Breusch Pagan Test for Heteroskedasticity
Statistic p_value
7.6586 0.7435
Final No Show Regression Model with Robust Standard Errors
term estimate std.error statistic p.value
(Intercept) 9581.7230 4851.5049 1.9750 0.0622
absline -48.4811 116.2502 -0.4170 0.6811
total -51.4474 66.9874 -0.7680 0.4515
temp -28.4994 31.8241 -0.8955 0.3812
hum 11.9470 37.1728 0.3214 0.7512
precip -51.1611 610.3954 -0.0838 0.9340
wind 129.1415 59.3513 2.1759 0.0417
thur 692.7809 1138.0079 0.6088 0.5495
mon -2304.2140 1170.1993 -1.9691 0.0630
sunnight -1850.6369 568.8708 -3.2532 0.0040
div 813.1232 571.6541 1.4224 0.1703
winpct -4314.7880 1575.5072 -2.7387 0.0127

Using robust standard errors, the statistically significant predictors at the 5 percent level are: wind, sunnight, winpct. These variables show the clearest relationship with no shows in the final regression model.

The Breusch Pagan test does not indicate strong evidence of heteroskedasticity, although the robust standard error results still provide a cautious basis for inference.

Comparing the Tree and the Regression

The regression tree and the regression model approach the same problem from different angles. The tree is designed to uncover decision rules and thresholds, while the regression summarizes average conditional relationships. If the main regression predictors also appear near the top of the tree, that strengthens the overall story. If the tree emphasizes thresholds that the regression smooths over, that suggests the attendance process may be nonlinear.

Conclusion

The stock portion of the assignment shows why time series structure matters before running level based regressions.

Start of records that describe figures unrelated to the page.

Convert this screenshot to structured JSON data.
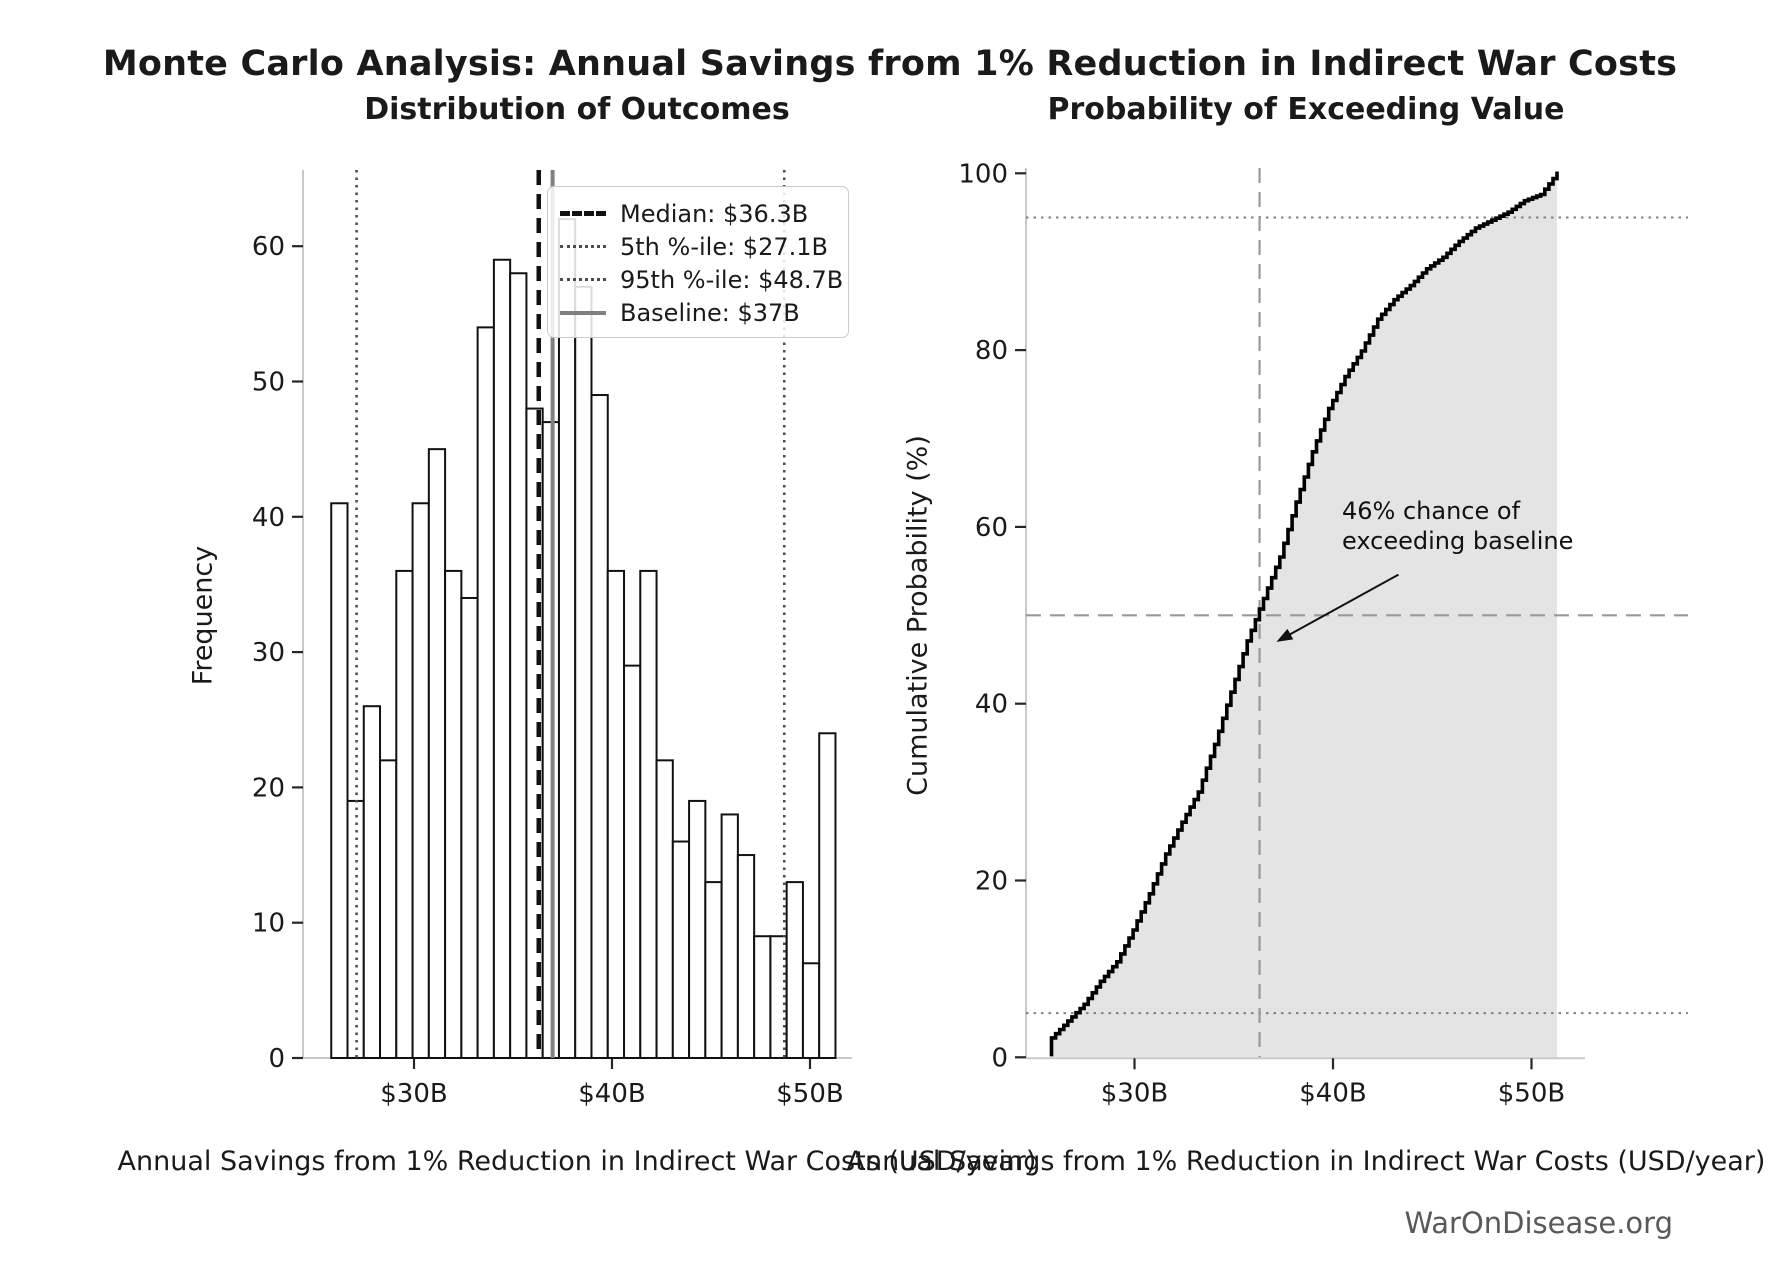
{
  "figure": {
    "suptitle": "Monte Carlo Analysis: Annual Savings from 1% Reduction in Indirect War Costs",
    "watermark": "WarOnDisease.org"
  },
  "left_plot": {
    "title": "Distribution of Outcomes",
    "xlabel": "Annual Savings from 1% Reduction in Indirect War Costs (USD/year)",
    "ylabel": "Frequency"
  },
  "right_plot": {
    "title": "Probability of Exceeding Value",
    "xlabel": "Annual Savings from 1% Reduction in Indirect War Costs (USD/year)",
    "ylabel": "Cumulative Probability (%)",
    "annotation_line1": "46% chance of",
    "annotation_line2": "exceeding baseline"
  },
  "legend": {
    "items": [
      {
        "label": "Median: $36.3B",
        "style": "dashed"
      },
      {
        "label": "5th %-ile: $27.1B",
        "style": "dotted"
      },
      {
        "label": "95th %-ile: $48.7B",
        "style": "dotted"
      },
      {
        "label": "Baseline: $37B",
        "style": "solid"
      }
    ]
  },
  "chart_data": [
    {
      "type": "bar",
      "subtype": "histogram",
      "title": "Distribution of Outcomes",
      "xlabel": "Annual Savings from 1% Reduction in Indirect War Costs (USD/year)",
      "ylabel": "Frequency",
      "n_samples": 1000,
      "bin_start_billion": 25.82,
      "bin_width_billion": 0.8215,
      "values": [
        41,
        19,
        26,
        22,
        36,
        41,
        45,
        36,
        34,
        54,
        59,
        58,
        48,
        47,
        62,
        57,
        49,
        36,
        29,
        36,
        22,
        16,
        19,
        13,
        18,
        15,
        9,
        9,
        13,
        7,
        24
      ],
      "xticks": [
        {
          "value": 30,
          "label": "$30B"
        },
        {
          "value": 40,
          "label": "$40B"
        },
        {
          "value": 50,
          "label": "$50B"
        }
      ],
      "yticks": [
        {
          "value": 0,
          "label": "0"
        },
        {
          "value": 10,
          "label": "10"
        },
        {
          "value": 20,
          "label": "20"
        },
        {
          "value": 30,
          "label": "30"
        },
        {
          "value": 40,
          "label": "40"
        },
        {
          "value": 50,
          "label": "50"
        },
        {
          "value": 60,
          "label": "60"
        }
      ],
      "xlim": [
        24.3,
        52.6
      ],
      "ylim": [
        0,
        65.6
      ],
      "grid": false,
      "bar_fill": "#ffffff",
      "bar_edge": "#111111",
      "ref_lines": [
        {
          "name": "median",
          "value": 36.3,
          "style": "dashed",
          "color": "#111111",
          "width": 4.5
        },
        {
          "name": "p5",
          "value": 27.1,
          "style": "dotted",
          "color": "#4d4d4d",
          "width": 2.6
        },
        {
          "name": "p95",
          "value": 48.7,
          "style": "dotted",
          "color": "#4d4d4d",
          "width": 2.6
        },
        {
          "name": "baseline",
          "value": 37.0,
          "style": "solid",
          "color": "#808080",
          "width": 4
        }
      ],
      "legend_position": "upper right"
    },
    {
      "type": "area",
      "subtype": "empirical-cdf",
      "title": "Probability of Exceeding Value",
      "xlabel": "Annual Savings from 1% Reduction in Indirect War Costs (USD/year)",
      "ylabel": "Cumulative Probability (%)",
      "x_start_billion": 25.82,
      "x_step_billion": 0.8215,
      "cumulative_pct_at_bin_edges": [
        4.1,
        6.0,
        8.6,
        10.8,
        14.4,
        18.5,
        23.0,
        26.6,
        30.0,
        35.4,
        41.3,
        47.1,
        51.9,
        56.6,
        62.8,
        68.5,
        73.4,
        77.0,
        79.9,
        83.5,
        85.7,
        87.3,
        89.2,
        90.5,
        92.3,
        93.8,
        94.7,
        95.6,
        96.9,
        97.6,
        100.0
      ],
      "xticks": [
        {
          "value": 30,
          "label": "$30B"
        },
        {
          "value": 40,
          "label": "$40B"
        },
        {
          "value": 50,
          "label": "$50B"
        }
      ],
      "yticks": [
        {
          "value": 0,
          "label": "0"
        },
        {
          "value": 20,
          "label": "20"
        },
        {
          "value": 40,
          "label": "40"
        },
        {
          "value": 60,
          "label": "60"
        },
        {
          "value": 80,
          "label": "80"
        },
        {
          "value": 100,
          "label": "100"
        }
      ],
      "xlim": [
        24.3,
        52.6
      ],
      "ylim": [
        0,
        100
      ],
      "grid": false,
      "line_color": "#000000",
      "fill_color": "#e4e4e4",
      "ref_lines": [
        {
          "name": "p95-line",
          "orient": "h",
          "value": 95,
          "style": "dotted",
          "color": "#808080",
          "width": 2
        },
        {
          "name": "p5-line",
          "orient": "h",
          "value": 5,
          "style": "dotted",
          "color": "#808080",
          "width": 2
        },
        {
          "name": "fifty-pct-line",
          "orient": "h",
          "value": 50,
          "style": "dashed",
          "color": "#999999",
          "width": 2.2
        },
        {
          "name": "median-line",
          "orient": "v",
          "value": 36.3,
          "style": "dashed",
          "color": "#999999",
          "width": 2.2
        }
      ],
      "annotation": {
        "text": [
          "46% chance of",
          "exceeding baseline"
        ],
        "arrow_from": [
          43.3,
          54.6
        ],
        "arrow_to": [
          37.15,
          47.0
        ]
      }
    }
  ]
}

Unit root testing identifies whether the series are stationary or integrated, and Engle Granger testing determines whether any of the nonstationary series share a long run equilibrium. Only if that equilibrium is present does an error correction model make sense.

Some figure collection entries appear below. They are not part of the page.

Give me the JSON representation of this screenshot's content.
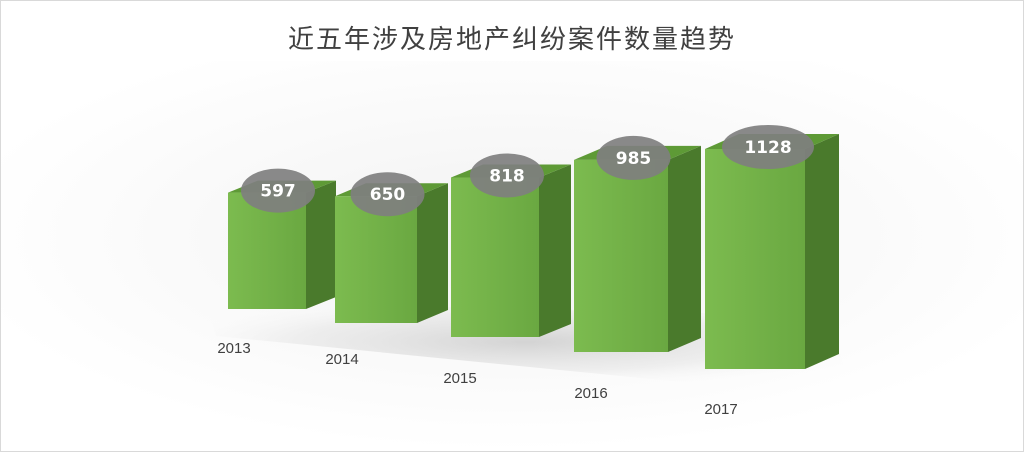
{
  "chart_data": {
    "type": "bar",
    "title": "近五年涉及房地产纠纷案件数量趋势",
    "categories": [
      "2013",
      "2014",
      "2015",
      "2016",
      "2017"
    ],
    "values": [
      597,
      650,
      818,
      985,
      1128
    ],
    "xlabel": "",
    "ylabel": "",
    "ylim": [
      0,
      1128
    ],
    "grid": false,
    "legend": "none",
    "style": "3d-column",
    "colors": {
      "bar_front": "#70ad47",
      "bar_side": "#4a7a2c",
      "bar_top": "#5e9a36",
      "label_bubble": "#7f7f7f",
      "label_text": "#ffffff",
      "axis_text": "#404040"
    }
  }
}
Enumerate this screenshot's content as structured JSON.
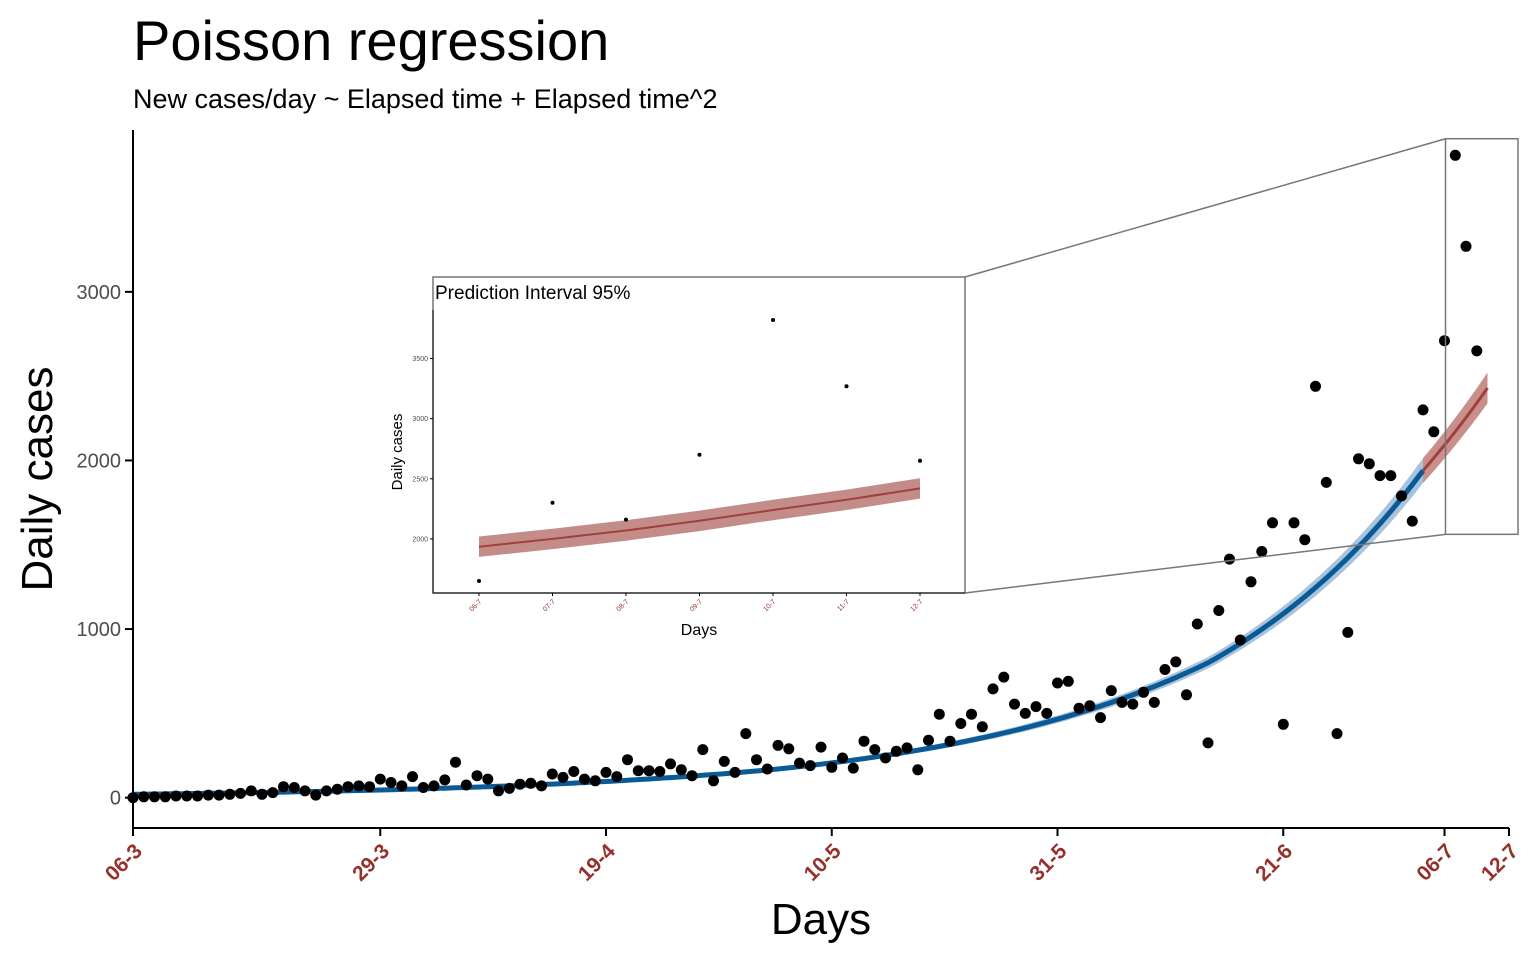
{
  "chart_data": {
    "type": "scatter",
    "title": "Poisson regression",
    "subtitle": "New cases/day ~ Elapsed time + Elapsed time^2",
    "xlabel": "Days",
    "ylabel": "Daily cases",
    "x_start_label": "06-3",
    "x_ticks": [
      "06-3",
      "29-3",
      "19-4",
      "10-5",
      "31-5",
      "21-6",
      "06-7",
      "12-7"
    ],
    "y_ticks": [
      0,
      1000,
      2000,
      3000
    ],
    "xlim": [
      "06-3",
      "12-7"
    ],
    "ylim": [
      -180,
      3960
    ],
    "grid": false,
    "observed_daily_cases": [
      0,
      5,
      5,
      5,
      10,
      10,
      10,
      15,
      15,
      20,
      25,
      40,
      20,
      30,
      65,
      60,
      40,
      15,
      40,
      50,
      65,
      70,
      65,
      110,
      90,
      70,
      125,
      60,
      70,
      105,
      210,
      75,
      130,
      110,
      40,
      55,
      80,
      85,
      70,
      140,
      120,
      155,
      110,
      100,
      150,
      125,
      225,
      160,
      160,
      155,
      200,
      165,
      130,
      285,
      100,
      215,
      150,
      380,
      225,
      170,
      310,
      290,
      205,
      190,
      300,
      180,
      235,
      175,
      335,
      285,
      235,
      275,
      295,
      165,
      340,
      495,
      335,
      440,
      495,
      420,
      645,
      715,
      555,
      500,
      540,
      500,
      680,
      690,
      530,
      545,
      475,
      635,
      565,
      555,
      625,
      565,
      760,
      805,
      610,
      1030,
      325,
      1110,
      1415,
      935,
      1280,
      1460,
      1630,
      435,
      1630,
      1530,
      2440,
      1870,
      380,
      980,
      2010,
      1980,
      1910,
      1910,
      1790,
      1640,
      2300,
      2170,
      2710,
      3810,
      3270,
      2650
    ],
    "fit_series": [
      {
        "name": "",
        "color": "#0a5a96",
        "band_color": "#a7c3dd",
        "day_range": [
          0,
          120
        ]
      },
      {
        "name": "",
        "color": "#a0403c",
        "band_color": "#c98f8b",
        "day_range": [
          120,
          126
        ]
      }
    ],
    "fit_curve_at_day": [
      {
        "day": 0,
        "value": 20
      },
      {
        "day": 60,
        "value": 170
      },
      {
        "day": 100,
        "value": 800
      },
      {
        "day": 120,
        "value": 1940
      },
      {
        "day": 126,
        "value": 2430
      }
    ],
    "inset": {
      "title": "Prediction Interval 95%",
      "xlabel": "Days",
      "ylabel": "Daily cases",
      "x_ticks": [
        "06-7",
        "07-7",
        "08-7",
        "09-7",
        "10-7",
        "11-7",
        "12-7"
      ],
      "y_ticks": [
        2000,
        2500,
        3000,
        3500
      ],
      "ylim": [
        1550,
        3920
      ],
      "points": [
        1650,
        2300,
        2160,
        2700,
        3820,
        3270,
        2650
      ],
      "fit": [
        1935,
        2000,
        2070,
        2150,
        2240,
        2325,
        2420
      ],
      "pi_half_width": 85
    },
    "colors": {
      "points": "#000000",
      "x_tick_labels": "#96302c",
      "axis": "#000000",
      "y_tick_labels": "#4d4d4d",
      "zoom_box": "#777777"
    }
  }
}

The no show portion shows the value of combining machine learning style partitioning with classical regression. The tree provides an intuitive picture of how the predictors split the data, while the regression model provides coefficient based estimates, multicollinearity checks, and heteroskedasticity robust inference. Together, the two approaches provide a fuller explanation of football no show behavior.